Recent Wright State University environmental sciences graduate Behzad Ghanbarian, now a postdoctoral research fellow at the University of Texas, has been selected to receive a prestigious national award for outstanding dissertation-related research.
Ghanbarian will be presented with the Donald L. Turcotte award by the nonlinear geophysics focus group of the American Geophysical Union at the group’s December meeting in San Francisco. It is billed as the largest earth and space science meeting in the world, expected to draw nearly 24,000 attendees.
Turcotte was known for applying dynamical systems to geological problems, including crustal deformation and seismicity.

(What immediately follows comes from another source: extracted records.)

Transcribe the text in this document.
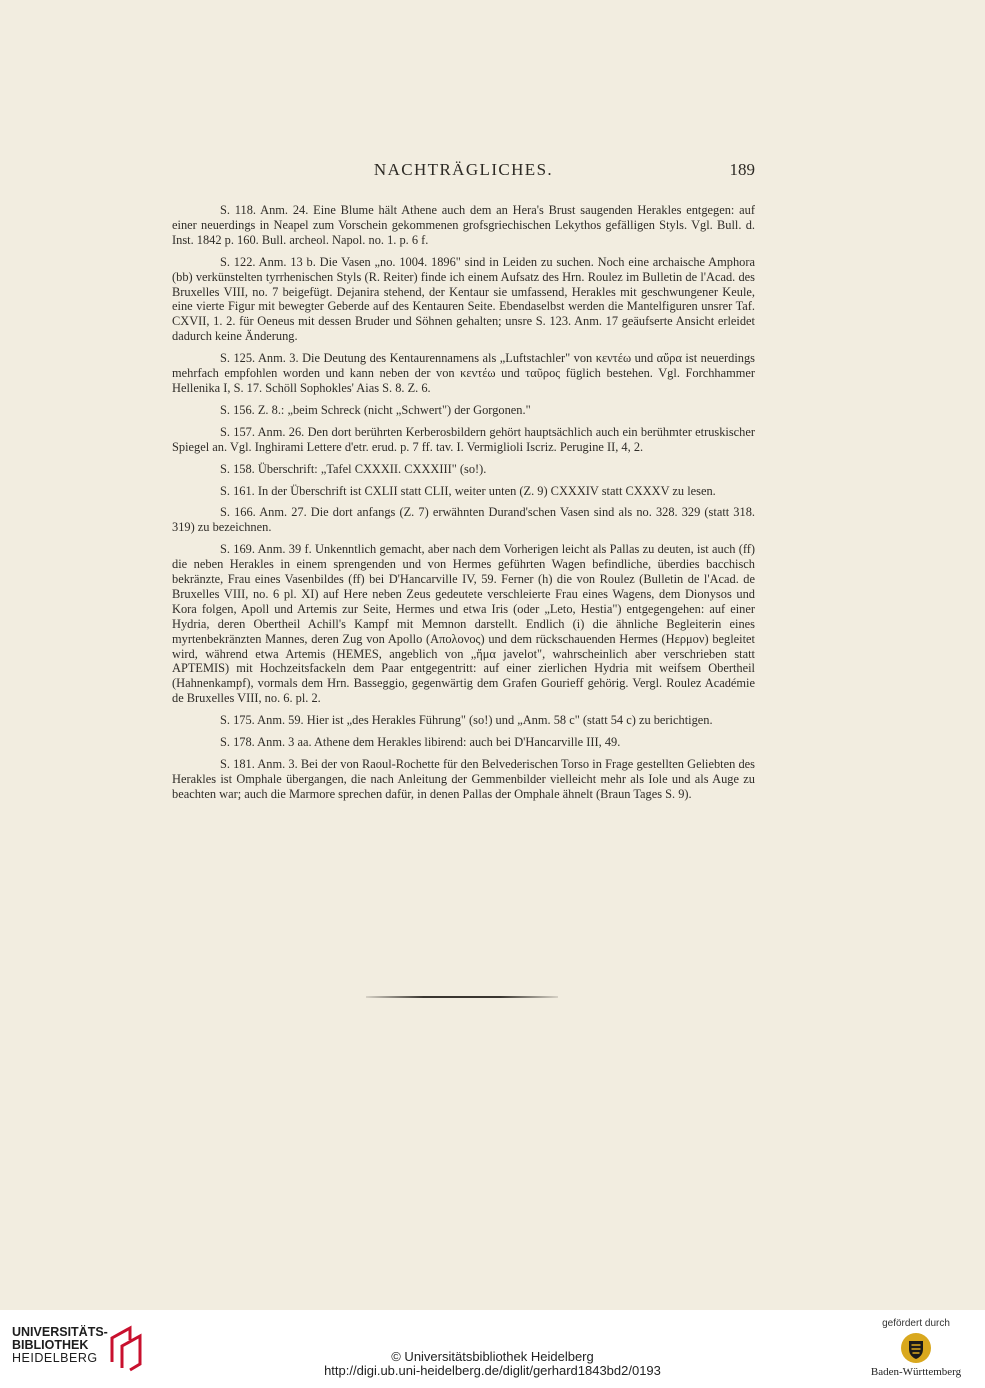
NACHTRÄGLICHES.	189

S. 118. Anm. 24. Eine Blume hält Athene auch dem an Hera's Brust saugenden Herakles entgegen: auf einer neuerdings in Neapel zum Vorschein gekommenen grofsgriechischen Lekythos gefälligen Styls. Vgl. Bull. d. Inst. 1842 p. 160. Bull. archeol. Napol. no. 1. p. 6 f.

S. 122. Anm. 13 b. Die Vasen „no. 1004. 1896" sind in Leiden zu suchen. Noch eine archaische Amphora (bb) verkünstelten tyrrhenischen Styls (R. Reiter) finde ich einem Aufsatz des Hrn. Roulez im Bulletin de l'Acad. des Bruxelles VIII, no. 7 beigefügt. Dejanira stehend, der Kentaur sie umfassend, Herakles mit geschwungener Keule, eine vierte Figur mit bewegter Geberde auf des Kentauren Seite. Ebendaselbst werden die Mantelfiguren unsrer Taf. CXVII, 1. 2. für Oeneus mit dessen Bruder und Söhnen gehalten; unsre S. 123. Anm. 17 geäufserte Ansicht erleidet dadurch keine Änderung.

S. 125. Anm. 3. Die Deutung des Kentaurennamens als „Luftstachler" von κεντέω und αὔρα ist neuerdings mehrfach empfohlen worden und kann neben der von κεντέω und ταῦρος füglich bestehen. Vgl. Forchhammer Hellenika I, S. 17. Schöll Sophokles' Aias S. 8. Z. 6.

S. 156. Z. 8.: „beim Schreck (nicht „Schwert") der Gorgonen."

S. 157. Anm. 26. Den dort berührten Kerberosbildern gehört hauptsächlich auch ein berühmter etruskischer Spiegel an. Vgl. Inghirami Lettere d'etr. erud. p. 7 ff. tav. I. Vermiglioli Iscriz. Perugine II, 4, 2.

S. 158. Überschrift: „Tafel CXXXII. CXXXIII" (so!).

S. 161. In der Überschrift ist CXLII statt CLII, weiter unten (Z. 9) CXXXIV statt CXXXV zu lesen.

S. 166. Anm. 27. Die dort anfangs (Z. 7) erwähnten Durand'schen Vasen sind als no. 328. 329 (statt 318. 319) zu bezeichnen.

S. 169. Anm. 39 f. Unkenntlich gemacht, aber nach dem Vorherigen leicht als Pallas zu deuten, ist auch (ff) die neben Herakles in einem sprengenden und von Hermes geführten Wagen befindliche, überdies bacchisch bekränzte, Frau eines Vasenbildes (ff) bei D'Hancarville IV, 59. Ferner (h) die von Roulez (Bulletin de l'Acad. de Bruxelles VIII, no. 6 pl. XI) auf Here neben Zeus gedeutete verschleierte Frau eines Wagens, dem Dionysos und Kora folgen, Apoll und Artemis zur Seite, Hermes und etwa Iris (oder „Leto, Hestia") entgegengehen: auf einer Hydria, deren Obertheil Achill's Kampf mit Memnon darstellt. Endlich (i) die ähnliche Begleiterin eines myrtenbekränzten Mannes, deren Zug von Apollo (Απολονος) und dem rückschauenden Hermes (Hερμον) begleitet wird, während etwa Artemis (HEMES, angeblich von „ἥμα javelot", wahrscheinlich aber verschrieben statt APTEMIS) mit Hochzeitsfackeln dem Paar entgegentritt: auf einer zierlichen Hydria mit weifsem Obertheil (Hahnenkampf), vormals dem Hrn. Basseggio, gegenwärtig dem Grafen Gourieff gehörig. Vergl. Roulez Académie de Bruxelles VIII, no. 6. pl. 2.

S. 175. Anm. 59. Hier ist „des Herakles Führung" (so!) und „Anm. 58 c" (statt 54 c) zu berichtigen.

S. 178. Anm. 3 aa. Athene dem Herakles libirend: auch bei D'Hancarville III, 49.

S. 181. Anm. 3. Bei der von Raoul-Rochette für den Belvederischen Torso in Frage gestellten Geliebten des Herakles ist Omphale übergangen, die nach Anleitung der Gemmenbilder vielleicht mehr als Iole und als Auge zu beachten war; auch die Marmore sprechen dafür, in denen Pallas der Omphale ähnelt (Braun Tages S. 9).

UNIVERSITÄTS-
BIBLIOTHEK
HEIDELBERG	© Universitätsbibliothek Heidelberg
http://digi.ub.uni-heidelberg.de/diglit/gerhard1843bd2/0193
gefördert durch
Baden-Württemberg
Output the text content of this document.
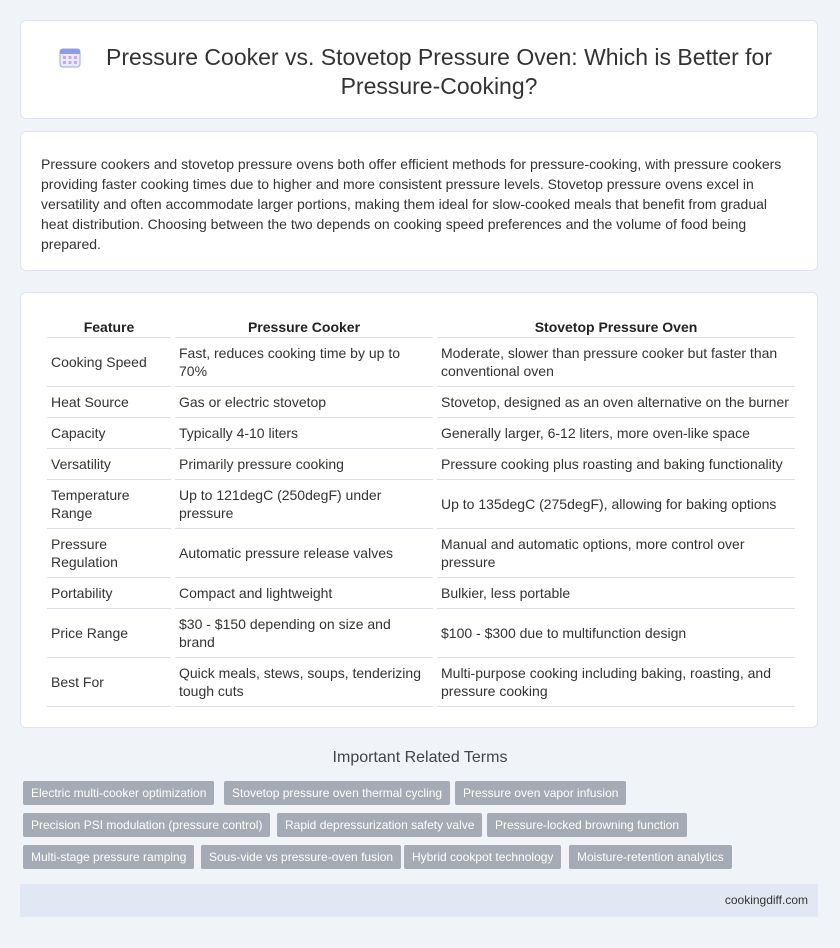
Pressure Cooker vs. Stovetop Pressure Oven: Which is Better for Pressure-Cooking?

Pressure cookers and stovetop pressure ovens both offer efficient methods for pressure-cooking, with pressure cookers providing faster cooking times due to higher and more consistent pressure levels. Stovetop pressure ovens excel in versatility and often accommodate larger portions, making them ideal for slow-cooked meals that benefit from gradual heat distribution. Choosing between the two depends on cooking speed preferences and the volume of food being prepared.

Feature	Pressure Cooker	Stovetop Pressure Oven
Cooking Speed	Fast, reduces cooking time by up to 70%	Moderate, slower than pressure cooker but faster than conventional oven
Heat Source	Gas or electric stovetop	Stovetop, designed as an oven alternative on the burner
Capacity	Typically 4-10 liters	Generally larger, 6-12 liters, more oven-like space
Versatility	Primarily pressure cooking	Pressure cooking plus roasting and baking functionality
Temperature Range	Up to 121degC (250degF) under pressure	Up to 135degC (275degF), allowing for baking options
Pressure Regulation	Automatic pressure release valves	Manual and automatic options, more control over pressure
Portability	Compact and lightweight	Bulkier, less portable
Price Range	$30 - $150 depending on size and brand	$100 - $300 due to multifunction design
Best For	Quick meals, stews, soups, tenderizing tough cuts	Multi-purpose cooking including baking, roasting, and pressure cooking
Important Related Terms
Electric multi-cooker optimization	Stovetop pressure oven thermal cycling	Pressure oven vapor infusion
Precision PSI modulation (pressure control)	Rapid depressurization safety valve	Pressure-locked browning function
Multi-stage pressure ramping	Sous-vide vs pressure-oven fusion	Hybrid cookpot technology	Moisture-retention analytics
cookingdiff.com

The Turcotte award is given annually to one honoree in recognition of outstanding dissertation research that contributes directly to nonlinear geophysics.
“Winning the Turcotte award is absolutely a great honor,” said Ghanbarian. “I feel like all of my hard work during my Ph.D. program at Wright State bore fruit.”
Ghanbarian’s Ph.D. dissertation focused on modeling the physical and hydraulic properties of disordered and complex rocks and soils using theoretically based models from physics and math.
“Understanding fluid flow and solute transport is essential and has broad applications in soil physics, hydrology and civil and petroleum engineering,” he said.
He credited the support of Wright State professor Allen Hunt, who has a joint appointment in the departments of Physics and Earth and Environmental Sciences and whom Ghanbarian calls a “once-in-a-lifetime adviser.” Hunt is a pioneer in porous media — hydrology, hydrogeology and soil physics — and an expert in fractals and percolation theory.
“I want to thank the chair, faculty and staff of the Physics and Earth & Environmental Sciences departments for their continuous support during my Ph.D. work at Wright State,” said Ghanbarian. “The strong support of the Environmental Sciences Ph.D. program, its dean and staff was also critical.”
Ghanbarian grew up in the central Iranian city of Isfahan, the youngest of four children and whose father was the head of a major national bank. He won a scholarship to Isfahan University of Technology to study irrigation, calculating the design and placement of irrigation and drainage systems to prepare land for farming.
After obtaining his bachelor’s degree in 2005, Ghanbarian began working on his master’s at the University of Tehran, where he became interested in fractal geometry.
Fractals differ from regular geometric forms because they are complex figures such as snowflakes or tree leaves that must be measured using different scales to compare how the pattern changes. For example, the length of a coastline differs depending on the scale of the measuring stick.
For his master’s project, Ghanbarian worked with a University of Tennessee professor to investigate evaporation in agriculture by imaging tree leaves and counting the number and distribution of stomata, or pores.
While he was doing research for his Ph.D., Ghanbarian discovered a paper written by Hunt, began communicating with him and in 2010 enrolled in Wright State’s environmental sciences Ph.D. program.
In 2013, Ghanbarian, whose home department was Earth & Environmental Sciences, won Wright State’s Graduate Student Excellence Award. He graduated in May 2014 with a Ph.D. in environmental sciences. He has had dozens of papers published in international, peer-reviewed journals.